Short breaks support is failing family carers:reviewing progress 10 years on from Mencap’s first Breaking Point report
In 2003, Mencap released a report on the insufficient amount of support people who care for family members with severe or profound learning disabilities receive. We found that 8 out of 10 family carers had reached or gone beyond their emotional, psychological and physical limits due to a distinct lack of short breaks. We called this ‘breaking point’. The report called for every family who needs a short break to get one. It also highlighted the need for more money to be spent on short breaks services, and for this spending to be tracked to ensure it improved provision.
In 2006, we launched a follow-up report, which found that 7 out of 10 families were still being pushed to breaking point. Again, this second report called for every family to be entitled to a minimum level of short breaks and for central government to increase funding available for local authorities to provide these services.
Now, 10 years on, we are revisiting the support available for family carers to see whether recent policy initiatives and investment have delivered the much-needed change.
A total of 264 family carers responded to our survey on short breaks provision and experiences of caring. We also sent Freedom of Information requests to all 152 local authorities in England that provide social care services.
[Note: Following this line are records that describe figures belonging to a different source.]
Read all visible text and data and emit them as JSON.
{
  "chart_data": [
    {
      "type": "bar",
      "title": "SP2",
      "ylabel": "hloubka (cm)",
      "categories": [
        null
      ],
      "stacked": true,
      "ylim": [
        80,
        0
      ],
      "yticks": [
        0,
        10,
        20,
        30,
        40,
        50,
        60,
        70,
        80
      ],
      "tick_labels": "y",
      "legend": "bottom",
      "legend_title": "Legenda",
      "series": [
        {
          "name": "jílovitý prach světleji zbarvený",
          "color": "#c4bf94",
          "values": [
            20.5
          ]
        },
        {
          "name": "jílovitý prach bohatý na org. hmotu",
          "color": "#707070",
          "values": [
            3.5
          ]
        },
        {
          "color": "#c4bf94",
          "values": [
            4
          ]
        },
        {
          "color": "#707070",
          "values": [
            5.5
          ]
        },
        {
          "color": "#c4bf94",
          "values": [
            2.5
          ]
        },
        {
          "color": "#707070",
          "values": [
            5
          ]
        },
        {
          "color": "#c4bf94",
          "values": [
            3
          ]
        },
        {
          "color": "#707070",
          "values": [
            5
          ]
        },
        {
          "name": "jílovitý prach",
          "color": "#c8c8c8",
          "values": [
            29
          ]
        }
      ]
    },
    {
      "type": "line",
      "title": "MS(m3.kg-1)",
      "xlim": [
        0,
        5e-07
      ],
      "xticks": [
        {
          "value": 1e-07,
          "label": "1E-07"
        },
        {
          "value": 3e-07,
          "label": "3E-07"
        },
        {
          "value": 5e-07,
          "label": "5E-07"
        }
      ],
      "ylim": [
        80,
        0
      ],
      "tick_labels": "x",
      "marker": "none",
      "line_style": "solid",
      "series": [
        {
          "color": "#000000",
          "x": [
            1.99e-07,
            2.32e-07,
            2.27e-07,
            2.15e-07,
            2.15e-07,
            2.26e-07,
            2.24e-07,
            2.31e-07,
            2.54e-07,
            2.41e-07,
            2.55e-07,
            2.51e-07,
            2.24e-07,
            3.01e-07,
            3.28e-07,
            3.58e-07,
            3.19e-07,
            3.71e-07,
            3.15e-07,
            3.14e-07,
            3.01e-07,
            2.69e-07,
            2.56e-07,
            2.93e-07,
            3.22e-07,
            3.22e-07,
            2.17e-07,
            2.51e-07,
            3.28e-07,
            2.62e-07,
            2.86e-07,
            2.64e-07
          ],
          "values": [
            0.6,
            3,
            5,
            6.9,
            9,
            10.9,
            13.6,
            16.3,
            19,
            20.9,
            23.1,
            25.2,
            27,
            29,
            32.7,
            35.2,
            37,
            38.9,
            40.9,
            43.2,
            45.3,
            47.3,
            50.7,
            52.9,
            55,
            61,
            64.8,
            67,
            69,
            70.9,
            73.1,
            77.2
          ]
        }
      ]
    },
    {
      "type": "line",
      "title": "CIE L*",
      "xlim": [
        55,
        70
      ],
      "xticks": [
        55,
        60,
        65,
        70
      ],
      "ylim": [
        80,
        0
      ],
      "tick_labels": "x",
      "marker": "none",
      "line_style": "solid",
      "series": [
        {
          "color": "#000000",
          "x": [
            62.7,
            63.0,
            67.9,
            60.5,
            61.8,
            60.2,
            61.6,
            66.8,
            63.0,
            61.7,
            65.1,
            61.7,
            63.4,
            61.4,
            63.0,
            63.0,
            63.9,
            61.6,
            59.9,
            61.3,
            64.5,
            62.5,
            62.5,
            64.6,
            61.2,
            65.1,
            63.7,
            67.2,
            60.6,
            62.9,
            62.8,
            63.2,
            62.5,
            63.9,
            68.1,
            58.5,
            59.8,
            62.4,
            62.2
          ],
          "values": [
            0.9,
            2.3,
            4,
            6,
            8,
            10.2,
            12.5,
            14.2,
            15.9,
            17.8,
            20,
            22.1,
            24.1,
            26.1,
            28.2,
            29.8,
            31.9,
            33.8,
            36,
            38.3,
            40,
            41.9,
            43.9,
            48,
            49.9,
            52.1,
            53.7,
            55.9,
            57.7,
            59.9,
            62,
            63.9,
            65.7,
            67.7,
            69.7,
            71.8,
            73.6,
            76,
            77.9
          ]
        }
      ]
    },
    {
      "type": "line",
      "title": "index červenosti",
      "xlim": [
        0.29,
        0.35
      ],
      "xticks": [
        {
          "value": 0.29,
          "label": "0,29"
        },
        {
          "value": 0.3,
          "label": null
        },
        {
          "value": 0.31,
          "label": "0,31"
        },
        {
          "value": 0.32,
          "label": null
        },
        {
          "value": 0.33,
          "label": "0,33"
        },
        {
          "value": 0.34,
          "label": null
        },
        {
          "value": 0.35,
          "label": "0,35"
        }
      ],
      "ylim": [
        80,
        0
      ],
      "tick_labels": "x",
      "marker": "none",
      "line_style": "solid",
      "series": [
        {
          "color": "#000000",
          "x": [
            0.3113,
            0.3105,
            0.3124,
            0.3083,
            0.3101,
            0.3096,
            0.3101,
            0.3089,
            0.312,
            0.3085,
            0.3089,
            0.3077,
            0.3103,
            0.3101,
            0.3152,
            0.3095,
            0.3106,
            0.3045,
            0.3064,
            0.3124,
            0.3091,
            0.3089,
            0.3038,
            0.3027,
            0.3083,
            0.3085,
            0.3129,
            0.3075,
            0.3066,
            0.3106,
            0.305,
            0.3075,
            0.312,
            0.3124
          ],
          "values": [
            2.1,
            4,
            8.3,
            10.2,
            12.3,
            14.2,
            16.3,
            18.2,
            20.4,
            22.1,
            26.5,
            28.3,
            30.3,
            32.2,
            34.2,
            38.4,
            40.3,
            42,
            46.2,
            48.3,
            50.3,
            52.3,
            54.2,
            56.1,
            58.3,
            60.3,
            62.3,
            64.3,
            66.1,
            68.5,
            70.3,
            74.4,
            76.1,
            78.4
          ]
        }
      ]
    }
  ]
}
This report looks at short breaks provision in a climate of cuts to central and local government budgets. It examines the extent to which these cuts have impacted on the lives of people with a learning disability and their family carers. It also looks at the state of affairs for family carers of children and young people across the full spectrum of learning disability; from people with mild and moderate learning disabilities, to people with severe and profound disabilities.